Since then they have expanded their remit to include many other forms of abuse, with a focus on issues the authorities have tended to turn a blind eye to, such as child marriage and domestic violence.
There are now 644 paralegal committees working in the 23 districts of Nepal where UNICEF is active, and the UN agency has plans to expand the scheme to cover all 75 districts by 2013.
The members are given basic legal training covering a wide spectrum of issues, from trafficking and sexual harassment to property laws and the rights of divorced women.
Their role is three-fold -- prevention, detection and victim support -- and a 2008 UNICEF study found they made a "significant contribution" to ensuring victims of violence and other crimes seek justice.
UNICEF child protection specialist Patrizia Benvenuti said the committees played a vital role, particularly in areas where the state has little or no presence.
"We hope that over time the links between formal and informal mechanisms will increase, but in the meantime we are investing in community-based protection structures because they are necessary," she told AFP.
"They are also important in promoting the role of women and children in society.
"When you talk to authorities, they say that abuses of women are now starting to be reported, although that is only the tip of the iceberg. But cases of child abuse rarely even come up, so much still needs to be done."
The district of Saptari in Nepal's southeastern plains, on the border with India, has more problems than most.
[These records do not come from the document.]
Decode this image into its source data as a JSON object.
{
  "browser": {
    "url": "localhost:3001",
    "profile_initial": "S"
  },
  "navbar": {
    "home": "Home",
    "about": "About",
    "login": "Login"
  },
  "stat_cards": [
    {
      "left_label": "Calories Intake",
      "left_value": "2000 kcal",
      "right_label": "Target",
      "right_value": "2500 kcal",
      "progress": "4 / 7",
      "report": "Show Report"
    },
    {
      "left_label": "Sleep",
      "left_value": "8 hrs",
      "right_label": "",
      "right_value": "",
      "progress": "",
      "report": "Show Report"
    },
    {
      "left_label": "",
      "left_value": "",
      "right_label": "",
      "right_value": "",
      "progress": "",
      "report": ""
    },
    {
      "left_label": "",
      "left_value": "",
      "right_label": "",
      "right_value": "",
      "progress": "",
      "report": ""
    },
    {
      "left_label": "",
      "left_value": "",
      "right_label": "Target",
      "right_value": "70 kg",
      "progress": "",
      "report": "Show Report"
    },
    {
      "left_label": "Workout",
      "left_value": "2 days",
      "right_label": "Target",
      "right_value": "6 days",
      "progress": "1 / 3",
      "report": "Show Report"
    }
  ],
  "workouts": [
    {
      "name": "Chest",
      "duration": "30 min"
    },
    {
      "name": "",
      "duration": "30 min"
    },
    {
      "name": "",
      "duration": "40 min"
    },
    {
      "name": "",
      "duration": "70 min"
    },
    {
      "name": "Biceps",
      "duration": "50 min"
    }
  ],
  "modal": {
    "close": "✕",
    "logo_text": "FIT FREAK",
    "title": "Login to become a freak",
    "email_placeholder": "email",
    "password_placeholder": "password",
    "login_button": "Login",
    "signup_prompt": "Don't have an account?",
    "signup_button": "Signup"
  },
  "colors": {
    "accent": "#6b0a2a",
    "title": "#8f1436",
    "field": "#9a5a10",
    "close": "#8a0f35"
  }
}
A high proportion of its population is Tharu, an ethnic group indigenous to the area -- known as the Terai -- that has traditionally suffered high levels of poverty and discrimination.
Maoist bomb attacks shut down all but two of its 114 police posts during the 10-year civil war between the leftist insurgents and state security forces that ended in 2006.
Most have now been rebuilt, and police officers have slowly returned to the district over the past five years.
But they face huge challenges from criminal gangs that use Nepal's porous border with India to evade detection from authorities on both sides, leaving little time to tackle the crimes that affect local women and children.
Official corruption is also a major problem. A recent report from Human Rights Watch said police in Nepal "routinely refuse to accept complaints from relatives of victims" and bow to pressure from local political groups to drop investigations.
Nonetheless, the blue-uniformed women of the Bakduwa paralegal committee in Saptari say they are forcing the authorities to take the problems of their community seriously.
Last year, the Bakduwa committee managed to resolve 41 cases, most of them involving either domestic violence or child abuse.
They also forced a prosecution in a gang rape case that police had been refusing to investigate, probably because of pressure from influential members of the community.
Committee members are trained to report any case in which laws have been broken to the police, and will often put pressure on officers to investigate crimes against women and children that might otherwise be ignored.
"I think the paralegals succeed because women have themselves had much to deal with in our communities, and that helps them to understand the problems faced by others," said the committee's 38-year-old chairwoman Kusam Acharya.
"This is a society in which men are heard. A woman's voice is not recognised. But here, over time, we have been able to achieve recognition."